Imaginemos un aula universitaria espaciosa, de bancos corridos y largos, a la que van llegando —algo somnolientos— alumnos y alumnas un lunes a las 9 de la mañana, tras un trayecto en los medios de transporte públicos donde apenas han escuchado otra cosa que el runrún de los propios pensamientos y deseos y que, probablemente, poco o muy poco tiene que ver con lo que acontecerá en las siguientes horas.
El profesor —no mucho más despierto que sus alumnos—, enciende el ordenador de la mesa, hace descender automáticamente el panel para proyecciones, pone en marcha el proyector que ya emite su contundente luz azul chillón de conexión, y se pregunta en qué bolsillo ha puesto el pendrive, mientras quizá le sobreviene un incipiente sudor frío al considerar que, de no hallarlo, la clase de hoy será en vano, pues toda la información que pensaba transmitir —con la que debería llenar la siguiente hora y media— quedará frustrada.
Súbitamente recuerda que una falta así puede mermar su evaluación en las encuestas del alumnado, y que entonces debería hacer algo —no sabe aún qué— para compensarlo; pero, sinceramente, hay que terminar de escribir dos artículos, redactar la respuesta a una reclamación de nota, rellenar el formulario del proyecto de investigación de convocatoria competitiva, pedir la comisión de servicios para el congreso, e ir pensando en la estrategia para el sexenio; por lo que no es muy probable que se pueda hacer algo para compensar.
Con todo, como un deus ex machina, para su fortuna y la de los alumnos el pendrive aparece en el bolsillo interno del abrigo y es introducido inmediatamente en el puerto USB. Mientras dura este proceso, por su parte los alumnos abren sus portátiles al tiempo que musitan breves frases con el compañero y vuelven a consultar la red social en el móvil, donde contestan con emoticonos a conversaciones digitales y atienden correos electrónicos que anuncian rebajas en ropa y complementos. En medio de estas actividades matutinas aparece en el panel la primera diapositiva del powerpoint de hoy, en consonancia con los colores, las disposiciones, el tipo y el tamaño de letra del estilo gráfico habitual del profesor, de modo que se hace obvio a los alumnos que la clase ha comenzado y que hay que hacerle un hueco para simultanearla con las conversaciones abiertas en las redes sociales, los correos de ofertas y toda suerte de eventuales llamadas de atención provenientes de las pantallas o de los compañeros.

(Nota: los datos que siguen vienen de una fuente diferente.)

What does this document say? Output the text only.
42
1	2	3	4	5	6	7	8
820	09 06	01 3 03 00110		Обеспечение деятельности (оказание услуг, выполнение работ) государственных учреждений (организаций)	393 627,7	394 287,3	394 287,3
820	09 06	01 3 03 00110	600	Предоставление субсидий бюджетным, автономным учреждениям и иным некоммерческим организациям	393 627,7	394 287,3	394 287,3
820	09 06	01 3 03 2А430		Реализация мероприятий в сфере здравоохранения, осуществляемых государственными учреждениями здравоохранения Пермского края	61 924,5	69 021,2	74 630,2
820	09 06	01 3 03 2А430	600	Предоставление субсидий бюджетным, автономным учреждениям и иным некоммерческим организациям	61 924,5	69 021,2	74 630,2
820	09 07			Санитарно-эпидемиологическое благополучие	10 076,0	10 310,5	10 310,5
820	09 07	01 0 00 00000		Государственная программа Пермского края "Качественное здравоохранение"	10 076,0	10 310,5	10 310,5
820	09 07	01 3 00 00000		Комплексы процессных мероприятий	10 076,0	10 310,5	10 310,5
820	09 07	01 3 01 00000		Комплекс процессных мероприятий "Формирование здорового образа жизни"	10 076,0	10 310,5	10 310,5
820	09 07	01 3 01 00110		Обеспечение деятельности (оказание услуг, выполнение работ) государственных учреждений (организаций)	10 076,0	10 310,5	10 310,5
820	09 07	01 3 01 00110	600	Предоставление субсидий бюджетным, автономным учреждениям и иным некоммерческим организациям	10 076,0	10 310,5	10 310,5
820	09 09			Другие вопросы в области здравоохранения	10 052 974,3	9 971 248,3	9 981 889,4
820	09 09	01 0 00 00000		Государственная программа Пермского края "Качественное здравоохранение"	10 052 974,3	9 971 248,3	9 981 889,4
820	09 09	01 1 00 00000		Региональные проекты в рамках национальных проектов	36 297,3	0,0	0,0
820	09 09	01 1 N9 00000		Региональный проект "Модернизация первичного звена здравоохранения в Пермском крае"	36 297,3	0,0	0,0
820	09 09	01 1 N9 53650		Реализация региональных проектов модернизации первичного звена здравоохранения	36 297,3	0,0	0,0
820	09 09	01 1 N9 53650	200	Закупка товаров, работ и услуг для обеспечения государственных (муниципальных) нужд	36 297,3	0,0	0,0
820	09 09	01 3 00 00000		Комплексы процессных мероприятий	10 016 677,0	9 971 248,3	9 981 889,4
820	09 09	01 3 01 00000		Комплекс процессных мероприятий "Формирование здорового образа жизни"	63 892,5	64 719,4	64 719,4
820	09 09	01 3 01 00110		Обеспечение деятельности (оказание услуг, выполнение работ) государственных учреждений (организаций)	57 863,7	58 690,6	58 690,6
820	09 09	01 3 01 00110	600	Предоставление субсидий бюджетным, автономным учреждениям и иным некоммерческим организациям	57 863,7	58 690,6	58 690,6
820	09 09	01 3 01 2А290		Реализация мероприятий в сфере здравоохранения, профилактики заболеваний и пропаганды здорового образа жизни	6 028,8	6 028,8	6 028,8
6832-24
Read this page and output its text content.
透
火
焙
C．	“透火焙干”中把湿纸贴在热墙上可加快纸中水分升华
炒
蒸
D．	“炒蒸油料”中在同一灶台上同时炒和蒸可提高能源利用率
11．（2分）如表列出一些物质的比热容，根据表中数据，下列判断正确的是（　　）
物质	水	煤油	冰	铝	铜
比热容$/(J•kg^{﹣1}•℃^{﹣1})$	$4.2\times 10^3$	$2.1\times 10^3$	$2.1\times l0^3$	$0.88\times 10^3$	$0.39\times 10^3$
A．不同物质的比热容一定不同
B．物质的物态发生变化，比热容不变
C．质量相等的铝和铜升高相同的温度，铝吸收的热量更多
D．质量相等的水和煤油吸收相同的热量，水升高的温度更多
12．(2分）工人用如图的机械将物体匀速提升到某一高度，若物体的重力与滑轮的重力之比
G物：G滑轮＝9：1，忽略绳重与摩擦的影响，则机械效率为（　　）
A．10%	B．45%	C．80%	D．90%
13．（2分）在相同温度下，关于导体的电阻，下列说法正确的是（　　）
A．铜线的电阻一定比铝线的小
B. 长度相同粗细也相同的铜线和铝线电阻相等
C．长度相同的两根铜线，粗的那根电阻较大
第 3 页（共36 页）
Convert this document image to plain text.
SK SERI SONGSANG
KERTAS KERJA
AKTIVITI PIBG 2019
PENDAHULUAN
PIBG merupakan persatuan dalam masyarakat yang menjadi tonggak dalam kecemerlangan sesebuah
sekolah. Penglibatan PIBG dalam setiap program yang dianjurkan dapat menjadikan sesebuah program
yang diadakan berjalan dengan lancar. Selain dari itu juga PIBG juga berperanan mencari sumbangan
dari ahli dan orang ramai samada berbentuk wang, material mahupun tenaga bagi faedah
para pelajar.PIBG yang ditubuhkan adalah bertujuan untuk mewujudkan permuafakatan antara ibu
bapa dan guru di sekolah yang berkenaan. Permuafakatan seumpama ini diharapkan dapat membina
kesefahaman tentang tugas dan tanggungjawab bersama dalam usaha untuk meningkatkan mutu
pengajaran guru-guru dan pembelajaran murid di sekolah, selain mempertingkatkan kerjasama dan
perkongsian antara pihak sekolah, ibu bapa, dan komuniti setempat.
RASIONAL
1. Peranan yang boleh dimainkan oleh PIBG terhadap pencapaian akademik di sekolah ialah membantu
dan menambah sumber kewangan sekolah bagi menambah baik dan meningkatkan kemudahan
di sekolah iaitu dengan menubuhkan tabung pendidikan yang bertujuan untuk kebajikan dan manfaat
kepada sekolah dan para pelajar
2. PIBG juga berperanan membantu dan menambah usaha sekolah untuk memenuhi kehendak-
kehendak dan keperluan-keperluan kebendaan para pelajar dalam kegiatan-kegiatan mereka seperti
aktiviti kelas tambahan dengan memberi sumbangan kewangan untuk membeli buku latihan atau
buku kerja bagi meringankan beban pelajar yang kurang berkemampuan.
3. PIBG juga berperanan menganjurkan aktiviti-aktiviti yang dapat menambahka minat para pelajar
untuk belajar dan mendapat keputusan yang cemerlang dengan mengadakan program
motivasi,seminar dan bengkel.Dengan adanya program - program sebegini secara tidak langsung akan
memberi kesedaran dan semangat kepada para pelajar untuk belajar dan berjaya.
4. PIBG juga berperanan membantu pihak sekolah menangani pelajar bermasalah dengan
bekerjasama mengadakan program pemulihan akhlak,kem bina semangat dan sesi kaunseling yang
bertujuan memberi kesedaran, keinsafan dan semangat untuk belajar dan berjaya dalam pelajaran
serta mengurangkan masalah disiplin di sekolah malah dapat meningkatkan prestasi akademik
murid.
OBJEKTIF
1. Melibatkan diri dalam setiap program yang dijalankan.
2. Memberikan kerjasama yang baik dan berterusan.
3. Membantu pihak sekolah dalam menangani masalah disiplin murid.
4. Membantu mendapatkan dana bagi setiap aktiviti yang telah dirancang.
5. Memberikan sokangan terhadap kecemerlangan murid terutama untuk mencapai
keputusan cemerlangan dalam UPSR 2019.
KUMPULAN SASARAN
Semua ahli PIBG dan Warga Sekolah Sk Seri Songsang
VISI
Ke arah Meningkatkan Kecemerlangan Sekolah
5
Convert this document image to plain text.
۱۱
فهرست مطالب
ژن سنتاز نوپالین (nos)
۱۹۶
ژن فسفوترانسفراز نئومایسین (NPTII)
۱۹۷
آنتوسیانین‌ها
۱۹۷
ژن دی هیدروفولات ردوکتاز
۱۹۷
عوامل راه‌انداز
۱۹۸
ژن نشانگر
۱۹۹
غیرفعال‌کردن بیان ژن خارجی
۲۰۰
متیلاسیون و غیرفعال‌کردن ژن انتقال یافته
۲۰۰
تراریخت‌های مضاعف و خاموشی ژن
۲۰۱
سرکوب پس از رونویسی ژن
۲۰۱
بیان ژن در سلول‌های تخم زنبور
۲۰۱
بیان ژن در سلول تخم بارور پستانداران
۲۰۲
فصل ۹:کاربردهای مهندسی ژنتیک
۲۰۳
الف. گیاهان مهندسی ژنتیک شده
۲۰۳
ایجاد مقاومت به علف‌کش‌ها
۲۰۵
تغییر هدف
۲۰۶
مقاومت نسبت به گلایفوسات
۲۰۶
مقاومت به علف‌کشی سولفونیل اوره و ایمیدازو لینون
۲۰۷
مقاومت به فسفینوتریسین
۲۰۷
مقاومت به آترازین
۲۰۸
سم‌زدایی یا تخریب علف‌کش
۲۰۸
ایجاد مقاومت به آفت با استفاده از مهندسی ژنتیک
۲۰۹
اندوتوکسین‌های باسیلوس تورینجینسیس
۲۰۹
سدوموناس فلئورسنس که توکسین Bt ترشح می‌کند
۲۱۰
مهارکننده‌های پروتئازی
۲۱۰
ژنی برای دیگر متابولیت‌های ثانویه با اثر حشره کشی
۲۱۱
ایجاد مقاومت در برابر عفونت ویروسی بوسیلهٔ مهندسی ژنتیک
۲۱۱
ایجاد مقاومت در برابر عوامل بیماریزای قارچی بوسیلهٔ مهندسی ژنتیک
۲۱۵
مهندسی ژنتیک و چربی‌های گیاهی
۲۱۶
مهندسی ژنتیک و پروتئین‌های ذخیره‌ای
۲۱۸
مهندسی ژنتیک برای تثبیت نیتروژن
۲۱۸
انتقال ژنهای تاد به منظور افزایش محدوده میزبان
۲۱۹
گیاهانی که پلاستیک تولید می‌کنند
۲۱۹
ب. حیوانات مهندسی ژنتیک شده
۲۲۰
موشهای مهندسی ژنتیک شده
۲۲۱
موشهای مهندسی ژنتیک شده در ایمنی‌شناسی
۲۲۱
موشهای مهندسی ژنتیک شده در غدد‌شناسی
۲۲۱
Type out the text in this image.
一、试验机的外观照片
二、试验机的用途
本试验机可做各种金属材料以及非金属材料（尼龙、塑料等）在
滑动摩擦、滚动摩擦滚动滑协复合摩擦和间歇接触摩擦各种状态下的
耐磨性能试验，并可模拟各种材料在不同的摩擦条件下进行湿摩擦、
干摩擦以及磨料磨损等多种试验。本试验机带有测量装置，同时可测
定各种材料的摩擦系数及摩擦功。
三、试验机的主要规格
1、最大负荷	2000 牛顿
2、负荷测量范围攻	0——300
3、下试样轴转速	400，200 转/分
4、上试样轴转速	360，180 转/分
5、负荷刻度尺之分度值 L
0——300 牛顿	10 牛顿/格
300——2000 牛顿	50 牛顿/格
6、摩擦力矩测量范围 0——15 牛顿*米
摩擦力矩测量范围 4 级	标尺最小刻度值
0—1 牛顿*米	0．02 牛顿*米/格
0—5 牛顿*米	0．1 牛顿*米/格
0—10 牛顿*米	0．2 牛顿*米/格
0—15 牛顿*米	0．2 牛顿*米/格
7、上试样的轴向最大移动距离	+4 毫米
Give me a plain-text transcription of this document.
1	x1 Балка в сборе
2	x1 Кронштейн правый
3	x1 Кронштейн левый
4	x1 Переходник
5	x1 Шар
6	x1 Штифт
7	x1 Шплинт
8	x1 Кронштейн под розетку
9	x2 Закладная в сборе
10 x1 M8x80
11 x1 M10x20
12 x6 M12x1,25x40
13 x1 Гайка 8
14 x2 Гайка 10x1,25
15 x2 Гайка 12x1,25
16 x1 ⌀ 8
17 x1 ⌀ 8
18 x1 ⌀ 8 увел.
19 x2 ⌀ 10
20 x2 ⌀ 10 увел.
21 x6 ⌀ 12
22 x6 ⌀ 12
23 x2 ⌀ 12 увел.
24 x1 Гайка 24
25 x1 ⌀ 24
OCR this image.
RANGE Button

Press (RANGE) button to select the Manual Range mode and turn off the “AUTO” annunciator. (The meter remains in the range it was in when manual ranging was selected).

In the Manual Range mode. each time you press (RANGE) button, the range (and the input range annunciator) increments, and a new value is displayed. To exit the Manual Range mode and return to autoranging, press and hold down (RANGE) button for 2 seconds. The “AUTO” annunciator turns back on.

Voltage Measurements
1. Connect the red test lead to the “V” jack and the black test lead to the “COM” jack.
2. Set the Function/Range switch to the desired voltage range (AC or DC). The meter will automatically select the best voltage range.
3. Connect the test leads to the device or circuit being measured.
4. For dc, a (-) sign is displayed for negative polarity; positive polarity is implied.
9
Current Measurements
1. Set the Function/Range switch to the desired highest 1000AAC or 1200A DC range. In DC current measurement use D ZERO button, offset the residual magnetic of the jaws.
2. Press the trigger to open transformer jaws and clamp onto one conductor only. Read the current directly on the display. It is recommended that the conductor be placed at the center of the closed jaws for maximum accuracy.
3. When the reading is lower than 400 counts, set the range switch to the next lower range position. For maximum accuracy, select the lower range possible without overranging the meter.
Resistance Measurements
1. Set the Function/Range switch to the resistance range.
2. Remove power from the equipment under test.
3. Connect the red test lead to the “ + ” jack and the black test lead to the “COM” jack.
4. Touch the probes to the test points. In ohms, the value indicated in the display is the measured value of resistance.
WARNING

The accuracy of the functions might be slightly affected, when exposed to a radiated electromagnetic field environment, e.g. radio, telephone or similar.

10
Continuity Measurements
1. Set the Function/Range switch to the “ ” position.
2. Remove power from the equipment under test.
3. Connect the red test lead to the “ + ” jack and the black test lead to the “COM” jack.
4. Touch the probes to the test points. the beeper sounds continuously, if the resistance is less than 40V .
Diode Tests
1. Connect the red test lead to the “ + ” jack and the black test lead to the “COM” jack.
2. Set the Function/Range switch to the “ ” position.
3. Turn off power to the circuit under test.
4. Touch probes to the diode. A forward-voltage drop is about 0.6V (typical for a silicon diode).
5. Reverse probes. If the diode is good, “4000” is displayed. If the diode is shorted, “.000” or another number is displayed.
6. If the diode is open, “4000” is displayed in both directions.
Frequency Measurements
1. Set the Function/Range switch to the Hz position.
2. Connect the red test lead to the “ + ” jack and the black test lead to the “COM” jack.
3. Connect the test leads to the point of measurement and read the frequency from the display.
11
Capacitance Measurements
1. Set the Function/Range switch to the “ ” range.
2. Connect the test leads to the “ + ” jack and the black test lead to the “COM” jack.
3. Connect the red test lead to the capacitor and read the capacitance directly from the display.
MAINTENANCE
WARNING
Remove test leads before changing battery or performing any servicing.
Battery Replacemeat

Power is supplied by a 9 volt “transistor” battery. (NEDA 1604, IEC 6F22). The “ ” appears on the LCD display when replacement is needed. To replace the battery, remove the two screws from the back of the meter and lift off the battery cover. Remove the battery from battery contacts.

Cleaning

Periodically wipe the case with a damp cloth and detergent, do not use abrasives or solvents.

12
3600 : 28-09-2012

Pero no es tan difícil, porque, al fin y al cabo, el powerpoint terminará alojado en el campus virtual y el examen final consistirá en un test sobre palabras adecuadas a preguntas propuestas a partir de la información estructurada en dicho powerpoint.
La voz del profesor o la profesora avanza solitaria al paso de las diapositivas que se suceden en el panel. Y uno y otros llegan al final de la clase, cuando todos cierran momentáneamente sus dispositivos y se dirigen a una nueva clase, quizá no muy diferente a la que acaba de tener lugar.
La generación Z: soledad, desorientación y el refugio de las pantallas
En lo que pueda tener de verosímil esta imagen, me parece que se refleja un estado de anonimato y falta de conexión no deseables para la docencia y el aprendizaje. Quizás la generación de los profesores —principalmente la X— tiene que realizar muchas cosas en su vida académica, y entre ellas, la que menos “renta” es la atención a los alumnos. Y los alumnos —generación Z—, ya acostumbrados a la ausencia de figuras educativas de referencia desde los años previos a la universidad, no esperan mucho de los profesores.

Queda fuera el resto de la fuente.